You can do this using CUB's [DeviceScan](https://nvidia.github.io/cccl/cub/api/structcub_1_1DeviceScan.html) functionality.

First allocate the array to hold the information on the device and copy the input into it, as before. Use `cudaMemsetAlloc` to set the last element of the array to zero. It has the same signature as `cudaMemcpyAsync` but the second argument is a value, and it needs no direction. When you complete this task, you also need to uncomment the line that frees the `d_offsets` array you will be allocating.

Then, use `cub::DeviceScan::ExclusiveSum` to convert the counts into offsets. The key here is that you run it first with the `temp_storage` pointer set to a nullptr to determine how much storage to allocate (it returns immediately). You can then allocate the storage, and run it again to actually do the work. When it's done, remember to await the stream with `ATH_CHECK(stream.await());`, then free the temporary storage.

If you get stuck, the solution is [here](CUDAExamples/src/03_Asynchronous/solution/JetPullCUDAAlg.cu.soln2).

In [None]:
!./scripts/run_on_perlmutter.sh ./build/CMakeFiles/atlas_build_run.sh athena.py --threads=2 --CA CUDAExamples/03_Asynchronous.py

## Task 3

Finally, we get to the heart of this exercise. You will write a kernel using [BlockReduce](https://nvidia.github.io/cccl/cub/api/classcub_1_1BlockReduce.html) to calculate the pulls, and also write the code to setup the output buffers, launch the kernel to run the calculation, then copy the output out to host memory, and finally free the output buffers.

If you get stuck, feel free to ask questions. If you get really stuck, the solution is [here](CUDAExamples/src/03_Asynchronous/solution/JetPullCUDAAlg.cu.soln3).

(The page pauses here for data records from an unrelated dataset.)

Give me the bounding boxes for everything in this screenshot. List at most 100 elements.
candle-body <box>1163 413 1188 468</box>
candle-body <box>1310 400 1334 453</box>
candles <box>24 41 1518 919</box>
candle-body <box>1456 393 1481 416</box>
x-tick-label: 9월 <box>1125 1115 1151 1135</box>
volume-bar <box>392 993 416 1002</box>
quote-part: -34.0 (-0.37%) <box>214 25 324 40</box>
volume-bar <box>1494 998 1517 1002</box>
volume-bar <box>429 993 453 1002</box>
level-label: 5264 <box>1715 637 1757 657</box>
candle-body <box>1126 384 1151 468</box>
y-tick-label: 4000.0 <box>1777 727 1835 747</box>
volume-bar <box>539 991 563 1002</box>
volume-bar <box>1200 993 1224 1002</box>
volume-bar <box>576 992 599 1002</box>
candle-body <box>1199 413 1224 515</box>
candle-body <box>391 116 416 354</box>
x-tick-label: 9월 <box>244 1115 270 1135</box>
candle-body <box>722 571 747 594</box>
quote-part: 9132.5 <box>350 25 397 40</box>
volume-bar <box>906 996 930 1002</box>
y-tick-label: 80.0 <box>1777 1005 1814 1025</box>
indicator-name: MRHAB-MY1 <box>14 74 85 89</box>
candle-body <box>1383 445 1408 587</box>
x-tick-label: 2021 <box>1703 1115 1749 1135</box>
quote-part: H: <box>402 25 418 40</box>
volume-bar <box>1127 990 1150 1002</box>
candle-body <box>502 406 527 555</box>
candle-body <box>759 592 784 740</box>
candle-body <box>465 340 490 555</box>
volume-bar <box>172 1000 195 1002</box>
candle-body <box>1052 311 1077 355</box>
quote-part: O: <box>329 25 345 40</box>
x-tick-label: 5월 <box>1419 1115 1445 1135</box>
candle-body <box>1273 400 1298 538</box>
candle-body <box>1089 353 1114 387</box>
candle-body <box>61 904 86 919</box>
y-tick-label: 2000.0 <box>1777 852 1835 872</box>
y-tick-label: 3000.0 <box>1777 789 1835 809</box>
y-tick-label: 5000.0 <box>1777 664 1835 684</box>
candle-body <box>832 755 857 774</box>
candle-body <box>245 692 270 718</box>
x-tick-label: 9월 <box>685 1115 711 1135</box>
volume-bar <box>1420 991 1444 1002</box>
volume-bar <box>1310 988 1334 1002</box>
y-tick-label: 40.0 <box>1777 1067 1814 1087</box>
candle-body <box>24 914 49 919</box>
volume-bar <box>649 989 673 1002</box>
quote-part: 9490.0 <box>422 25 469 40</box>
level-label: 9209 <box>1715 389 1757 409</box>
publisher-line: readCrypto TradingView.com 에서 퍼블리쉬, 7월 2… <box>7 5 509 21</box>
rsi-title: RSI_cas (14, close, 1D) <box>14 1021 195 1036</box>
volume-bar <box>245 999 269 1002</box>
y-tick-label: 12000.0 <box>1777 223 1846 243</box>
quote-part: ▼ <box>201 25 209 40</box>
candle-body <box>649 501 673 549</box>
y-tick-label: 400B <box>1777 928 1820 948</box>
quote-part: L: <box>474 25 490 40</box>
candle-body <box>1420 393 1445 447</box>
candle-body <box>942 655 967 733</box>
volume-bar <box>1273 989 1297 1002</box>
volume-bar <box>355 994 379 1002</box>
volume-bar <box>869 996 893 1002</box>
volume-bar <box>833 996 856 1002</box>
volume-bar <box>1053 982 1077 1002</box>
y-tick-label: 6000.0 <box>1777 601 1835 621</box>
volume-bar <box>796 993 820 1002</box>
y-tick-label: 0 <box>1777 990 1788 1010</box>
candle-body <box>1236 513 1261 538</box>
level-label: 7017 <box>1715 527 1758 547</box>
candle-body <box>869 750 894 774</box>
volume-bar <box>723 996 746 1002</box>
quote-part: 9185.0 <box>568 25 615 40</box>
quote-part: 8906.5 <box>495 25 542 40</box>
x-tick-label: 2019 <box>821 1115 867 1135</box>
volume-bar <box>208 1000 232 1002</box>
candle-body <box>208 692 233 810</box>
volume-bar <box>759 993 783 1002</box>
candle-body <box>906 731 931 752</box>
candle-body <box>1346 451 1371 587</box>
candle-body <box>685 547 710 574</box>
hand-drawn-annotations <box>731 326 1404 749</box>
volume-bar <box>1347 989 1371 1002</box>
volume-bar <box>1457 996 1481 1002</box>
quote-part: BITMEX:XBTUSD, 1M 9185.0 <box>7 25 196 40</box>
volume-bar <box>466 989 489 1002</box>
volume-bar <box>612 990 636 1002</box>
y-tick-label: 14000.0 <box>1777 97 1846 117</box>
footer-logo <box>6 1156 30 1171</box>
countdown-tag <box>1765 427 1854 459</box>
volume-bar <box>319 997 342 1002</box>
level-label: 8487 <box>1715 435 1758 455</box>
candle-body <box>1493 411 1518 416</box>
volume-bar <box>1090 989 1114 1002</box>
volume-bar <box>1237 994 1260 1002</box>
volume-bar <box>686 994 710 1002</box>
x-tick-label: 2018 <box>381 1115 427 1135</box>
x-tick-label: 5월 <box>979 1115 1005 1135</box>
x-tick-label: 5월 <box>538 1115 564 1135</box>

Note the kernel launch syntax:
```cuda
Kernels::calculatePulls<<<nJets, BLOCKSIZE, dynamic shared memory per stream: 0, stream>>>(...);
```

In your kernel you will use shared memory for the BlockReduce, but this is static, not dynamic. Also remember to call `__syncthreads()` before and after your block reductions.

### Jet Pull Definition

For the purpose of this task, the jet pull vector is defined using the following sum over constituents $c$ of jet $j$. The $\vec{r}$ vectors are in $[\eta, \phi]$ space.

$$\vec{p}_{j} = \sum_{c \in j} \left[ \frac{p^{c}_{T}}{p^{j}_{T}} \left|\vec{r}_{c} - \vec{r}_{j}\right| \left( \vec{r}_{c} - \vec{r}_{j} \right) \right]$$

In [None]:
!./scripts/run_on_perlmutter.sh ./build/CMakeFiles/atlas_build_run.sh athena.py --threads=2 --CA CUDAExamples/03_Asynchronous.py

## Extensions for later
* In the example, we use `std::span`s for the arrays copied directly out of the event store. Would it be worth copying these into pinned memory first?
* How would you extend this to the correct definition of jet pull, using rapidities instead of pseudo-rapidities? Can you calculate the rapidities on the GPU?